No todo el mundo había sido tan afortunado. Verin y la mujer de los Marinos estaban sentadas junto al cadáver cubierto de Kumira, y movían los labios en una silenciosa plegaria por su alma; Nesune intentaba torpemente consolar a la llorosa Daigian, que acunaba el cuerpo del joven Eben entre sus brazos como si fuera un bebé. Las Verdes sí estaban acostumbradas a estas cosas, pero a Cadsuane no le gustaba haber perdido a dos de los suyos con la ínfima contrapartida de unos cuantos Renegados chamuscados y un Asha’man renegado muerto.

—Está limpio —repitió quedamente Jahar.
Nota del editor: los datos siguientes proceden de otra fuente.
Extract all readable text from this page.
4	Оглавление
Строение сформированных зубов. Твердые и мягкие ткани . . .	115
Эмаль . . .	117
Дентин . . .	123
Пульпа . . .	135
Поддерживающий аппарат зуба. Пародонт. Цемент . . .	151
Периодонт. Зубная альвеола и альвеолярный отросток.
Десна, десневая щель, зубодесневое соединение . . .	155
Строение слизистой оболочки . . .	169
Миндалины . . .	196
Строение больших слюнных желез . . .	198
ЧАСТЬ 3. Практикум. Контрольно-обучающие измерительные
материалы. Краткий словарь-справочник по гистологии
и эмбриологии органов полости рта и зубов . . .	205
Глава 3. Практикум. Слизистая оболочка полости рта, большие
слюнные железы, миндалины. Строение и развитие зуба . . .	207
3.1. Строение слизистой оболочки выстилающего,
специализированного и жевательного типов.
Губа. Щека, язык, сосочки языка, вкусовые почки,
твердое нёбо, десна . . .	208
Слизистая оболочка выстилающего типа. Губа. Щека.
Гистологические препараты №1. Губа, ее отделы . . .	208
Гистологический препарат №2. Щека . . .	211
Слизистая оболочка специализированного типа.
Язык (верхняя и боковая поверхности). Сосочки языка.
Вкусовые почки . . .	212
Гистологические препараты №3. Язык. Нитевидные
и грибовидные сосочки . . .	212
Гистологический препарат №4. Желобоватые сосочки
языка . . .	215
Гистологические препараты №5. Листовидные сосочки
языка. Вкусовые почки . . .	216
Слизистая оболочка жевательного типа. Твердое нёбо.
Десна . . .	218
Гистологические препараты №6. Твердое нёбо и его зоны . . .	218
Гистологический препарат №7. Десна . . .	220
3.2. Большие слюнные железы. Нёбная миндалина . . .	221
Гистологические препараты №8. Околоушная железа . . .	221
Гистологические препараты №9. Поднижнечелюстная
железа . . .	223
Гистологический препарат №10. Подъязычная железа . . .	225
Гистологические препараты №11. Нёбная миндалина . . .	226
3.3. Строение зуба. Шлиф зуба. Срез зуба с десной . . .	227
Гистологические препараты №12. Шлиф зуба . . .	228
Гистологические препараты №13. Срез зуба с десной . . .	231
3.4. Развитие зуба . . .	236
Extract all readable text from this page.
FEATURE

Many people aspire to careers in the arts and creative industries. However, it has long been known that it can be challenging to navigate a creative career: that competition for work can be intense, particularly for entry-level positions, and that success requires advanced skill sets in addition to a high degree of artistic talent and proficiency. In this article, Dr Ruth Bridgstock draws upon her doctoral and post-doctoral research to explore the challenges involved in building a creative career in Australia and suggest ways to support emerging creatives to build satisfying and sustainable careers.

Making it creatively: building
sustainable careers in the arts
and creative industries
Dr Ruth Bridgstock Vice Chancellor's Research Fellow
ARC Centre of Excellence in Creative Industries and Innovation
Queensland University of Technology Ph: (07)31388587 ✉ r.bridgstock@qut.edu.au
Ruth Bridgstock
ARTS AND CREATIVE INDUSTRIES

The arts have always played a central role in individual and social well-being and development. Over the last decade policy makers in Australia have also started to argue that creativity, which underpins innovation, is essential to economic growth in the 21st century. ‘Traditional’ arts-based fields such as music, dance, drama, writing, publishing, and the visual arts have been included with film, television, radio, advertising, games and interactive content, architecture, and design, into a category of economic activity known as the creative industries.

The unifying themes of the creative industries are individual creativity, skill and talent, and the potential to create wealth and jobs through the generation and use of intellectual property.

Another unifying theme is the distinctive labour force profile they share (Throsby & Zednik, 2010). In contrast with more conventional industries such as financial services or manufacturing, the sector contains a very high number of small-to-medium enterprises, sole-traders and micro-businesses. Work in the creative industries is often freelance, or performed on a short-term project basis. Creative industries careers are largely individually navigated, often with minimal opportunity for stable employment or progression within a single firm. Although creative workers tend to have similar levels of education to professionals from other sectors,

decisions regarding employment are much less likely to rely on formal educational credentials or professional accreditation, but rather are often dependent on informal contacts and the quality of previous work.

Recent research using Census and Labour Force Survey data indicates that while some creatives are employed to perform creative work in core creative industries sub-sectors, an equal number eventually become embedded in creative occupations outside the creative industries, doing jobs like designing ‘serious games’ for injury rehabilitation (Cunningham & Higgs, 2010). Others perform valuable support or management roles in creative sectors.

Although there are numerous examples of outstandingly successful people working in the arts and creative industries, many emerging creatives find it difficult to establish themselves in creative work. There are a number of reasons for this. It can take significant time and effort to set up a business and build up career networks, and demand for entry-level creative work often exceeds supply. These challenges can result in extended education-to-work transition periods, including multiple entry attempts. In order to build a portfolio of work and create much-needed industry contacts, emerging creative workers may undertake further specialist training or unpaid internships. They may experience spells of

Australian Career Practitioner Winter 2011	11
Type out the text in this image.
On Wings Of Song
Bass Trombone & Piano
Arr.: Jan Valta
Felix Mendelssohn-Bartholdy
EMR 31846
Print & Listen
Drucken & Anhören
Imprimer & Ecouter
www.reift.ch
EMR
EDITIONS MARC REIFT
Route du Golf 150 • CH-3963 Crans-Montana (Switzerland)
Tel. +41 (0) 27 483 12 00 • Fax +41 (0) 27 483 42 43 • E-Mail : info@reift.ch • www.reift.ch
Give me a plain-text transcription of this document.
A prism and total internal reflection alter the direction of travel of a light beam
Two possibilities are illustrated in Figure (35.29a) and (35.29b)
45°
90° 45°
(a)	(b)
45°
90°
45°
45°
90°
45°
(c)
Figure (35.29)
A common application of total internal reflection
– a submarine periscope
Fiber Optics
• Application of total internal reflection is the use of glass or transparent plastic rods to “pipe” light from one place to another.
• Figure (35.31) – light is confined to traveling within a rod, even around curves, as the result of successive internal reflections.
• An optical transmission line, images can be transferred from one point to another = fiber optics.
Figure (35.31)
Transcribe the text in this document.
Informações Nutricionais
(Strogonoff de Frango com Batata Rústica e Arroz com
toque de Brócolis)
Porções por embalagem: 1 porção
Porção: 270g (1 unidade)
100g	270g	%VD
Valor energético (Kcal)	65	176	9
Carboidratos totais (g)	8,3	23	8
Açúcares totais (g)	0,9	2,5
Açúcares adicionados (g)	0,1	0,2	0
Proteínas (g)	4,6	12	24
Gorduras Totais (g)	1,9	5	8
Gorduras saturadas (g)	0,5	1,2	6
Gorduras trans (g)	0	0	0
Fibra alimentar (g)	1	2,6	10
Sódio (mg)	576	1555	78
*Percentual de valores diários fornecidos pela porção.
Esta vez, era Merise la que estaba sentada con la cabeza de él apoyada en su regazo. Los azules ojos de la mujer seguían siendo tan serios como siempre, pero acariciaba el pelo de Jahar con suavidad—. Está limpio.

Cadsuane intercambió una mirada con Merise por encima de la cabeza del chico. Damer y Jahar decían lo mismo, que la infección había desaparecido, pero ¿cómo podían estar seguros de que no hubiese quedado un mínimo resto? Merise había dejado que Cadsuane se coligara con el chico, y no sintió nada, como había dicho la otra Verde, mas ¿cómo podían estar seguras? El saidin era tan desconocido para ellas que podía haber oculta cualquier cosa en aquel caos demencial.

—Quiero que nos marchemos tan pronto como los demás Guardianes regresen —anunció. Había demasiadas preguntas sin respuesta para su gusto. Sin embargo, ahora tenía al joven al’Thor y no estaba dispuesta a perderlo.